“You smell marvelous, Eric.”
I always said that if you had to listen to Eric Swalwll blather, you need to hold your nose. Apparantly, that metaphor is both literally and figuratively true.
But Farting LIVE On National TV??
Either “You Da Man” (giving some credit for a ‘guy thing’ spectacularly done), or you’re so full of your own self and this Impeachment Bullshit that even your own bowels couldn’t stand it. But whatever….
Tonight you have sole ownership of the coveted “Golden Turd Award”. Job well done, Mr. Swalwell. My guess is you’ve just become a very, very tempting target for a new Presidential nickname. Heh. You should also beware of being kicked off the AOC’s Green New Deal Island for single-handedly taking months off Mother Earth’s survival – flatulence, you know, Eric, flatulence.

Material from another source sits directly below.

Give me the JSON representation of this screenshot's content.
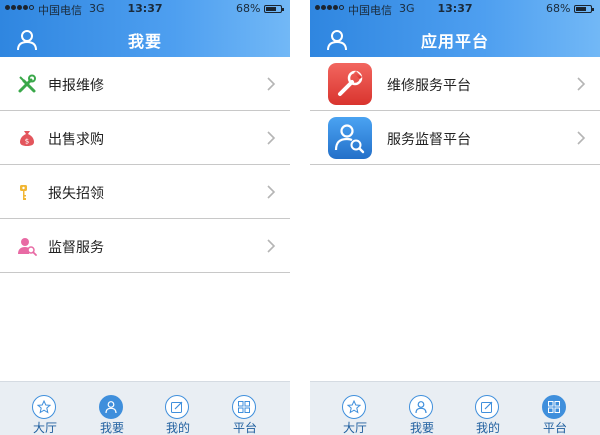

Eric Swalwell. You know you’re a bad candidate for President when even CNN takes a dump on you. Mouth vomit? I’m dyin’ here…
* Eric Swalwell: You know that guy in high school who has a catchphrase? And, the first time you hear it, you’re like “That’s not bad!” But by the time he says it for the 30th time before lunch, you have to fight down the urge to vomit in your mouth? That’s Eric Swalwell and “pass the torch.”
**Eric in all his glory found here. Heh.
Swalwell is polling at Zero, Zip, Nada in the RealClearPolitics Polling. No different from his personality, proposals, or Presidential prospects. Just ‘effing go away Eric.
If you're an American, native born, naturalized or legally going thru the process to become an American, "there's nothing we won't do" in the streets, the courts and especially the Ballot Box to erase your Presidential Candidacy. You have weaponized yourself against us. Begone.